Affection has appeared in living beings by evolutionary standards quite recently. Lust came about 120-150 million years ago in mammals and in the first birds. If lust and attraction are based on obvious, momentary observations and immediate sensations, then affection requires a glance into the future, and this is much more difficult.
Why genes invented such a complex mechanism? If we imagine that the offspring appears right after fertilization and immediately begins an independent life, then attachment is even harmful: what is the point of limiting reproduction to just one set of genes?
But the more difficult the evolution of living beings, the more time and energy their offspring required. To make a new bacterium, twenty minutes and a pinch of sugar are enough. To get a full-fledged new person, you need nine months of pregnancy, comfortable conditions, a special diet, painful childbirth and a couple dozen years of care and education.
With the complication of animals, reproduction became a plan which must be planned in advance. To change sexual partners like gloves became unprofitable: if the relationship ends after fertilization, then who will be engaged in the search for food?
Neither attraction, nor lust do not take such complexity into account. Their mission ends when the genes are transferred to the next generation. We needed a way to make machines for breeding choose a long-term, not just an attractive partner.
The main “affection molecule” is the hormone oxytocin. He, in huge quantities, stands out during childbirth, helping to cope with the pain and in the future to forget about it.
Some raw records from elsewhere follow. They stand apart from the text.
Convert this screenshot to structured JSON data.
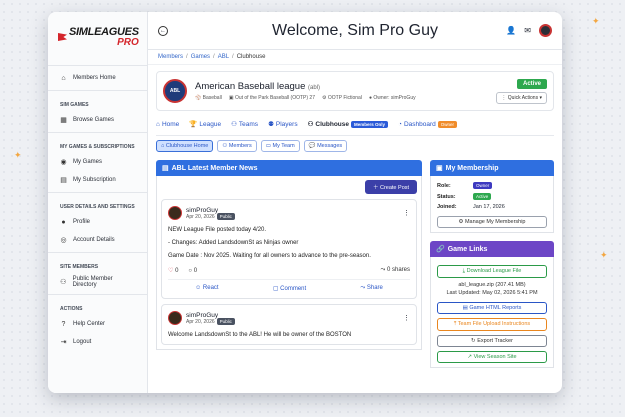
{
  "app": {
    "logo_line1": "SIMLEAGUES",
    "logo_line2": "PRO",
    "welcome": "Welcome, Sim Pro Guy",
    "back_icon": "back-arrow-icon"
  },
  "breadcrumb": [
    "Members",
    "Games",
    "ABL",
    "Clubhouse"
  ],
  "sidebar": {
    "members_home": "Members Home",
    "sections": [
      {
        "title": "SIM GAMES",
        "items": [
          "Browse Games"
        ]
      },
      {
        "title": "MY GAMES & SUBSCRIPTIONS",
        "items": [
          "My Games",
          "My Subscription"
        ]
      },
      {
        "title": "USER DETAILS AND SETTINGS",
        "items": [
          "Profile",
          "Account Details"
        ]
      },
      {
        "title": "SITE MEMBERS",
        "items": [
          "Public Member Directory"
        ]
      },
      {
        "title": "ACTIONS",
        "items": [
          "Help Center",
          "Logout"
        ]
      }
    ]
  },
  "league": {
    "name": "American Baseball league",
    "abbr": "(abl)",
    "sport": "Baseball",
    "game": "Out of the Park Baseball (OOTP) 27",
    "type": "OOTP Fictional",
    "owner": "Owner: simProGuy",
    "status": "Active",
    "quick_actions": "Quick Actions",
    "logo_text": "ABL"
  },
  "tabs": {
    "home": "Home",
    "league": "League",
    "teams": "Teams",
    "players": "Players",
    "clubhouse": "Clubhouse",
    "clubhouse_pill": "Members Only",
    "dashboard": "Dashboard",
    "dashboard_pill": "Owner"
  },
  "subtabs": [
    "Clubhouse Home",
    "Members",
    "My Team",
    "Messages"
  ],
  "news": {
    "title": "ABL Latest Member News",
    "create_post": "Create Post",
    "posts": [
      {
        "author": "simProGuy",
        "date": "Apr 20, 2026",
        "visibility": "Public",
        "lines": [
          "NEW League File posted today 4/20.",
          "- Changes: Added LandsdownSt as Ninjas owner",
          "Game Date : Nov 2025. Waiting for all owners to advance to the pre-season."
        ],
        "likes": "0",
        "comments": "0",
        "shares": "0 shares",
        "react": "React",
        "comment": "Comment",
        "share": "Share"
      },
      {
        "author": "simProGuy",
        "date": "Apr 20, 2026",
        "visibility": "Public",
        "lines": [
          "Welcome LandsdownSt to the ABL! He will be owner of the BOSTON"
        ]
      }
    ]
  },
  "membership": {
    "title": "My Membership",
    "role_label": "Role:",
    "role": "Owner",
    "status_label": "Status:",
    "status": "Active",
    "joined_label": "Joined:",
    "joined": "Jan 17, 2026",
    "manage": "Manage My Membership"
  },
  "game_links": {
    "title": "Game Links",
    "download": "Download League File",
    "file_name": "abl_league.zip (207.41 MB)",
    "last_updated": "Last Updated: May 02, 2026 5:41 PM",
    "html_reports": "Game HTML Reports",
    "upload_instructions": "Team File Upload Instructions",
    "export_tracker": "Export Tracker",
    "season_site": "View Season Site"
  }
}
This hormone contributes to the allocation of milk, directly affects the manifestation of tenderness towards children and stimulates parental behavior. Oxytocin enhances the desire to spend time with a partner, to maintain social and physical contact with him. We can say that oxytocin is the hormone of plans for the future.
Systems that provide lust, attraction and affection in humans, are in other mammals as well. In studies of the role of oxytocin, for example, social voles are often used – these rodents are monogamous and are tied to a partner. But this does not say that for a vole, love means the same as for a person. We need to look for a starting point for what we call love.
It is believed that the emergence of love in humans is associated with the early evolution of anthropoid apes. Eight million years ago, the changing climate of West Africa forced our ancestors to leave the thinning forest and escape into the savannah. In open spaces, it was necessary to move long distances, and about four million years ago the australopithecines rose to their feet, instead of climbing the trees.
Straightening, the female could no longer carry the baby on her back, and this made it difficult to find food. But the uprightness freed the hands of the males, and they began to carry the food they found for long distances, instead of dinning on the spot. Evolutionary advantage was given to families with the distribution of roles: females tend to children, males bring food. Under the new conditions, the ancient oxytocin system proved to be extremely useful.
Playing with the brain settings, evolution “added” rapidly developing emotions and the consciousness to the hormone of Australopithecus – improved nutrition and new possibilities of nurturing young ones greatly increased its intellectual abilities.
In less than three million years, the hormonal and emotional processes invented by genes for the most effective copying of themselves, have grown over a dense shell of culture. Religions sang oxytocin, and medieval minstrel sang for dopamine. But this fact should not completely upset people who seem to lose control of their lives: after all, who, if not genes, know better how to make us feel good? So, it’s worth to relax and have fun.
Thank you for your attention, be sure to check out our friends at UKR Brides to put your new acquired knowledge into action.